1) This 1962 radio spot

Aired on Bob Crane’s popular radio show – and featuring Crane as both a fanatical winemaker and the beleaguered blackberry salesmen who fail to impress him – this spot revolves around a heroic “man from Manischewitz” and his quest to find “big, luscious European blackberries” for the label’s Blackberry Wine. Let’s talk about situations in which you can say the words “big” and “luscious” repeatedly, in conjunction, and have people find your enthusiasm endearing, not creepy. They don’t exist, especially not for Bob Crane.

2) “Man O Manischewitz,” a Klezmer tribute

This is genuinely awesome music accompanied by a genuinely delightful video, but I found it difficult to relate to because Manischewitz wine generally makes me want to sleep, not gyrate with a fiddle on a windswept hillside.

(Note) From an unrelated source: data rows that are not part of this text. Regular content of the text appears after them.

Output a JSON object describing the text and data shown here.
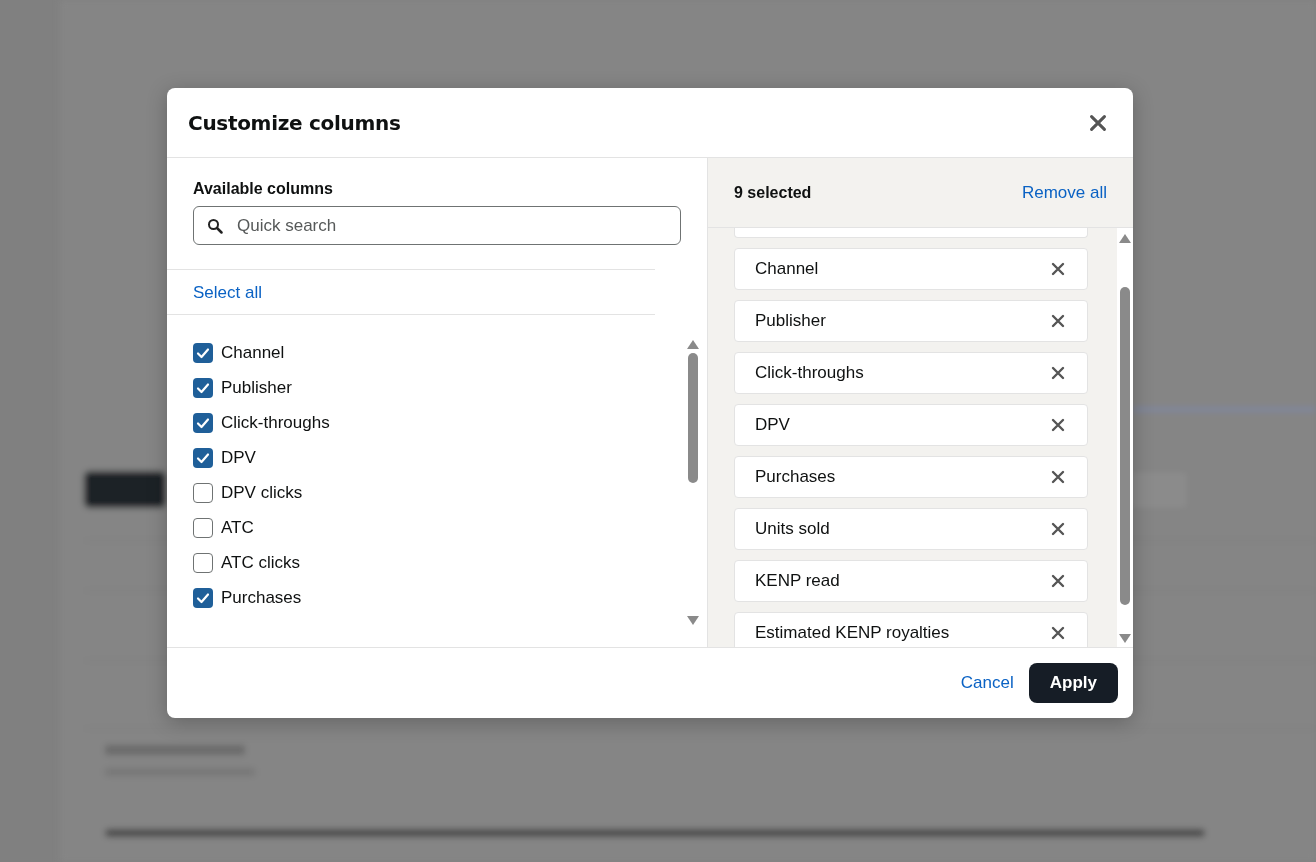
{
  "dialog": {
    "title": "Customize columns"
  },
  "available": {
    "heading": "Available columns",
    "search": {
      "placeholder": "Quick search"
    },
    "select_all": "Select all",
    "items": [
      {
        "label": "Channel",
        "checked": true
      },
      {
        "label": "Publisher",
        "checked": true
      },
      {
        "label": "Click-throughs",
        "checked": true
      },
      {
        "label": "DPV",
        "checked": true
      },
      {
        "label": "DPV clicks",
        "checked": false
      },
      {
        "label": "ATC",
        "checked": false
      },
      {
        "label": "ATC clicks",
        "checked": false
      },
      {
        "label": "Purchases",
        "checked": true
      }
    ]
  },
  "selected": {
    "count": "9 selected",
    "remove_all": "Remove all",
    "items": [
      {
        "label": "Channel"
      },
      {
        "label": "Publisher"
      },
      {
        "label": "Click-throughs"
      },
      {
        "label": "DPV"
      },
      {
        "label": "Purchases"
      },
      {
        "label": "Units sold"
      },
      {
        "label": "KENP read"
      },
      {
        "label": "Estimated KENP royalties"
      }
    ]
  },
  "buttons": {
    "cancel": "Cancel",
    "apply": "Apply"
  }
}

3) The infectious “Mambo Shevitz”

Almost unbelievably, the company’s clunky-kitschy advertising slogan “man, oh Manischewitz,” inspired this danceable and apparently unsponsored tune from The Crows. “Man oh man that music, baby, dig that beat,” they sing, “like a glass of wine it’s so cool and sweet.” Oh, yes, like cough syrup, it is.

4) If Sammy Davis Jr. likes it, it’s cool

This is an advertisement for Manischewitz in which the undeniably cool Sammy Davis Jr. plays a less-cool French children’s song to try and sell some Manischewitz wine. It has “a kind of nutty taste, a kind of gentle taste,” he sings, a description that could be conceivably persuasive to someone with no prior concept of what wine tastes like.

5) And last, this Wikipedia persuasion

Image by Courtesy of Wikipedia Commons

This is the actual photo, labeled “Bottle of Manischewitz,” used to illustrate the “Wine” section of Manischewitz’s Wikipedia page. This man is a hero. I’m still not craving Manischewitz.